Morris wrote them largely for his own enjoyment; he’s supposed to have written much of the second romance, ‘The Roots of the Mountains,’ to while away the time on a long train journey to speak to the socialists in Aberdeen. The romances had a wide audience when they were published. Oscar Wilde wrote a laudatory review of The House of the Wolfings. W.B. Yeats and J.R.R. Tolkien were among those who were greatly influenced by the stories.
The House of the Wolfings is set in a great forested area of central Europe in the days of Imperial Rome. The Wolfings were imagined as one of a number of clans constituting a Gothic tribe dwelling in The Mark, a territory of cleared areas in the great forest. The story concerns the successful resistance of the peoples of the Mark to a Roman invasion. Thiodolf, a Wolfing Warrior, is chosen as the War Duke to lead the Markmen in battle. His secret lover is Wood-Sun, living alone in the forest, ‘a daughter of the Gods […] and a Chooser of the Slain.’ She foresees his death in battle and shows him a magical, dwarf-wrought, metal-ringed hawberk (later to be pinched by Tolkien), which she begs him to wear for protection. He doesn’t fancy it, but is sweet-talked into pulling it on. The hawberk causes him to swoon at critical junctures in the battle, with potentially disastrous consequences. He takes it off, turns the tide of battle, and is slain. But thanks to his sacrifice, the Romans are defeated and driven off.

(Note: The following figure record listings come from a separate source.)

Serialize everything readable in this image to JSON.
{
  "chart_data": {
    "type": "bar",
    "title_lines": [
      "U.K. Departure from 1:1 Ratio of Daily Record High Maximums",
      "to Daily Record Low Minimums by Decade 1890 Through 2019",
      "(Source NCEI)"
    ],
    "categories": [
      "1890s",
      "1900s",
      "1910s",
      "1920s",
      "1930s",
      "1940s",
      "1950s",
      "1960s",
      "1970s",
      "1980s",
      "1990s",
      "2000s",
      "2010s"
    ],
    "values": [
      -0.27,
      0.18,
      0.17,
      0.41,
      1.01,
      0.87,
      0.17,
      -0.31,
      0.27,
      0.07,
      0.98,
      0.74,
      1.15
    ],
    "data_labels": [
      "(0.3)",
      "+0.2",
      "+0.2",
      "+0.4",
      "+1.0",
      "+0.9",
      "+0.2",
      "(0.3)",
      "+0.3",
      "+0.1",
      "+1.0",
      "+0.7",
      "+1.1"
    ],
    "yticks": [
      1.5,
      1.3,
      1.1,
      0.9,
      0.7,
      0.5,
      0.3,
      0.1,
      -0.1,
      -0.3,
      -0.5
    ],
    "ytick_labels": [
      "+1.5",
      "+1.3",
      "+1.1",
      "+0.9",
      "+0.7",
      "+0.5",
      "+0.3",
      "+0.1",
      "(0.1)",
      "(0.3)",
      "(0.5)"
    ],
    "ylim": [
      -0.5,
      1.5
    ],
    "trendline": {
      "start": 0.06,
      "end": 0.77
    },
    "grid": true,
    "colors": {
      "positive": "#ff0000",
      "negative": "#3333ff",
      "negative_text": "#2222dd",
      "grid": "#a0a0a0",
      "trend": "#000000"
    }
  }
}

It’s beautifully written in an antique style, with critical parts of the dialogues declaimed as poetry, as in some of the Icelandic sagas. Though the bits and pieces of prophecy and magic fit perfectly naturally into the Early Medieval setting, they have served as one of the precursors of some pretty awful modern fantasy novels. I don’t blame Morris for that. Instead, I think the book is an extraordinary achievement, documenting Morris’s intellectual journey.
William Morris was a Victorian gentleman raised on a diet of classical heroes in a century that saw a long, long procession of British Imperialist wars of conquest against indigenous societies in Africa, India, Afghanistan and the Far East. Here was a gentleman who championed the folk assemblies of the Mark against the hierarchical slave society of Imperial Rome, who preferred the domestic carvings of medieval carpenters and masons to the arts patronage of the idle rich, and who would give the victory over the drilled professional soldiers to a band of part-time warrior-farmers, warrior-smiths, and warrior-herdsmen, fighting for their way of life.
The choices that Morris made, and celebrated in such chiming prose, seem easier to us now, a hundred and thirty-odd years on. But such bold, bright, revolutionary writing deserves to be still read.